# Sauerstofftabletten



## red clouds (3. Okt. 2009)

Hallo,

ich habe hier so Sauerstofftabletten rumliegen. Ich habe sie noch nie verwendet und wollte fragen, ob die was taugen. Die heißen SAUERSTOFF PLUS T von Vitakraft.

Gruß
Stefan


----------



## rainthanner (3. Okt. 2009)

*AW: Sauerstofftabletten*

früher waren die Sauerstofftabletten richtig schädlich für Kiemen. Heute k.A..  Man braucht sie nicht wirklich.


----------



## Testpilot (3. Okt. 2009)

*AW: Sauerstofftabletten*

in einen 700 Liter Teich gehört so etwas schon mal garnicht!


----------



## red clouds (3. Okt. 2009)

*AW: Sauerstofftabletten*



Testpilot schrieb:


> in einen 700 Liter Teich gehört so etwas schon mal garnicht!
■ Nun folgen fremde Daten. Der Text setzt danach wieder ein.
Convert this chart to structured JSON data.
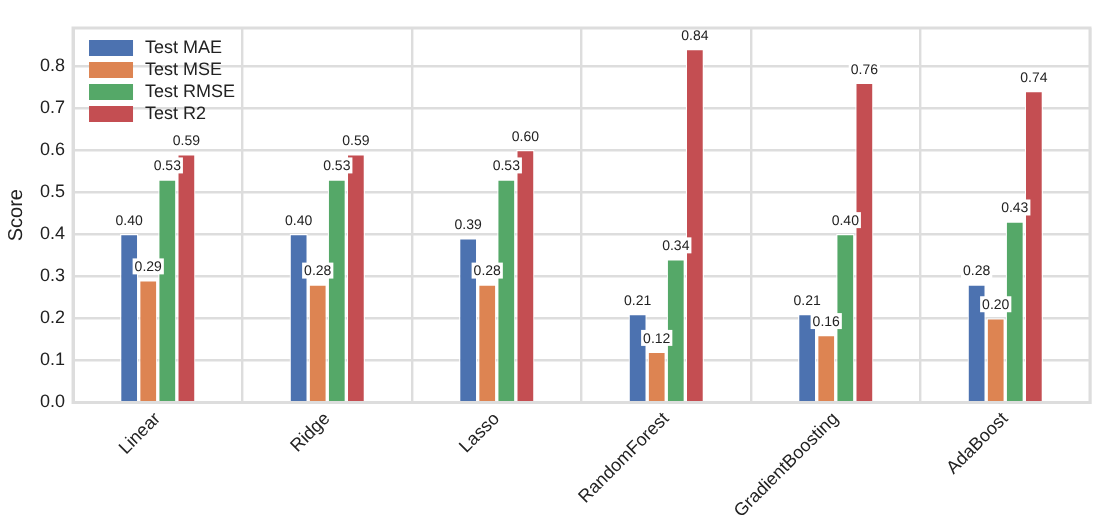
{
  "chart_data": {
    "type": "bar",
    "ylabel": "Score",
    "categories": [
      "Linear",
      "Ridge",
      "Lasso",
      "RandomForest",
      "GradientBoosting",
      "AdaBoost"
    ],
    "series": [
      {
        "name": "Test MAE",
        "color": "#4c72b0",
        "values": [
          0.4,
          0.4,
          0.39,
          0.21,
          0.21,
          0.28
        ],
        "value_labels": [
          "0.40",
          "0.40",
          "0.39",
          "0.21",
          "0.21",
          "0.28"
        ]
      },
      {
        "name": "Test MSE",
        "color": "#dd8452",
        "values": [
          0.29,
          0.28,
          0.28,
          0.12,
          0.16,
          0.2
        ],
        "value_labels": [
          "0.29",
          "0.28",
          "0.28",
          "0.12",
          "0.16",
          "0.20"
        ]
      },
      {
        "name": "Test RMSE",
        "color": "#55a868",
        "values": [
          0.53,
          0.53,
          0.53,
          0.34,
          0.4,
          0.43
        ],
        "value_labels": [
          "0.53",
          "0.53",
          "0.53",
          "0.34",
          "0.40",
          "0.43"
        ]
      },
      {
        "name": "Test R2",
        "color": "#c44e52",
        "values": [
          0.59,
          0.59,
          0.6,
          0.84,
          0.76,
          0.74
        ],
        "value_labels": [
          "0.59",
          "0.59",
          "0.60",
          "0.84",
          "0.76",
          "0.74"
        ]
      }
    ],
    "ylim": [
      0,
      0.89
    ],
    "yticks": [
      {
        "value": 0,
        "label": "0.0"
      },
      {
        "value": 0.1,
        "label": "0.1"
      },
      {
        "value": 0.2,
        "label": "0.2"
      },
      {
        "value": 0.3,
        "label": "0.3"
      },
      {
        "value": 0.4,
        "label": "0.4"
      },
      {
        "value": 0.5,
        "label": "0.5"
      },
      {
        "value": 0.6,
        "label": "0.6"
      },
      {
        "value": 0.7,
        "label": "0.7"
      },
      {
        "value": 0.8,
        "label": "0.8"
      }
    ],
    "grid": true,
    "legend": "top left"
  }
}
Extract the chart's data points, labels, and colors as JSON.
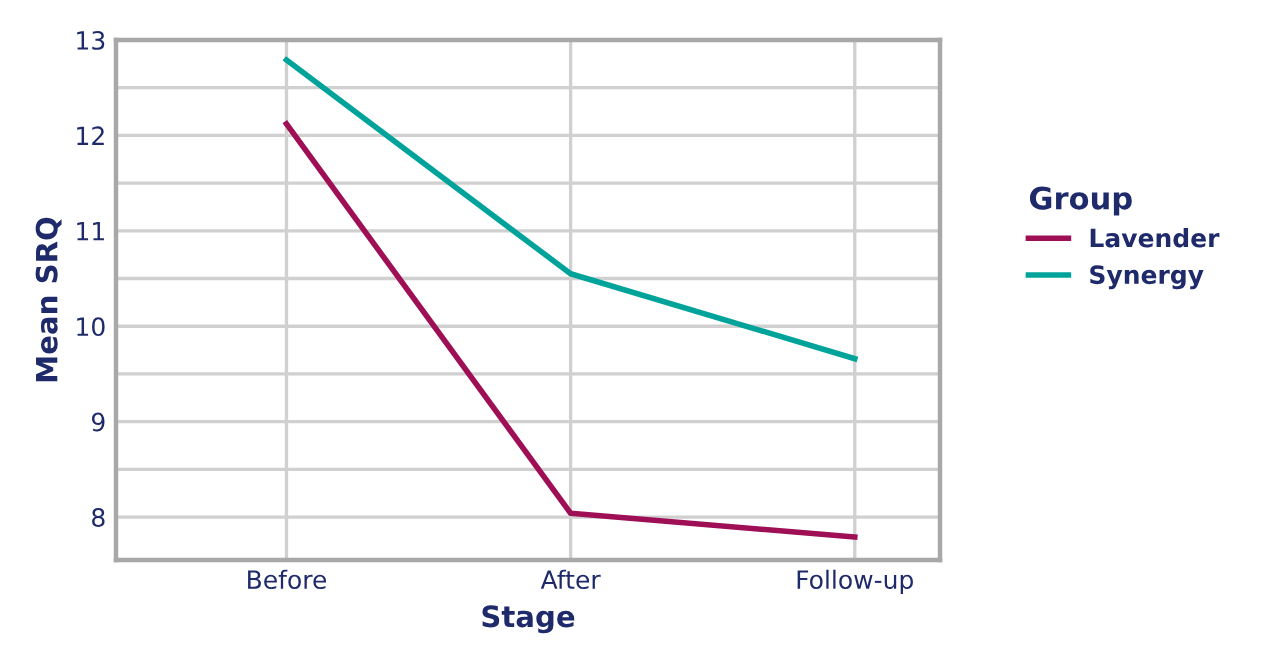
{
  "chart_data": {
    "type": "line",
    "xlabel": "Stage",
    "ylabel": "Mean SRQ",
    "legend_title": "Group",
    "categories": [
      "Before",
      "After",
      "Follow-up"
    ],
    "series": [
      {
        "name": "Lavender",
        "color": "#9e0f55",
        "values": [
          12.12,
          8.04,
          7.79
        ]
      },
      {
        "name": "Synergy",
        "color": "#00a39a",
        "values": [
          12.79,
          10.55,
          9.66
        ]
      }
    ],
    "ylim": [
      7.55,
      13
    ],
    "yticks": [
      8,
      {
        "value": 8.5,
        "label": null
      },
      9,
      {
        "value": 9.5,
        "label": null
      },
      10,
      {
        "value": 10.5,
        "label": null
      },
      11,
      {
        "value": 11.5,
        "label": null
      },
      12,
      {
        "value": 12.5,
        "label": null
      },
      13
    ],
    "grid": true,
    "legend": "right",
    "marker": "none",
    "line_style": "solid"
  }
}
Also laut Verpackung reicht eine Tablette für 500l Wasser


----------



## Testpilot (3. Okt. 2009)

*AW: Sauerstofftabletten*

Ja aber was sollen die in deinem Teich?
Hast Du irgendwelche Anzeichen für Mangelerscheinungen an deinem Gewässer feststellen können?
Du ist ja auch keine Spalttablette nur weils auf der Packung drauf steht oder?


----------



## Bebel (3. Okt. 2009)

*AW: Sauerstofftabletten*

Hallo Stefan 

Warum willst Du die Tabletten ins Wasser geben?
Weil sie da rum liegen? 

Gruß Bebel


----------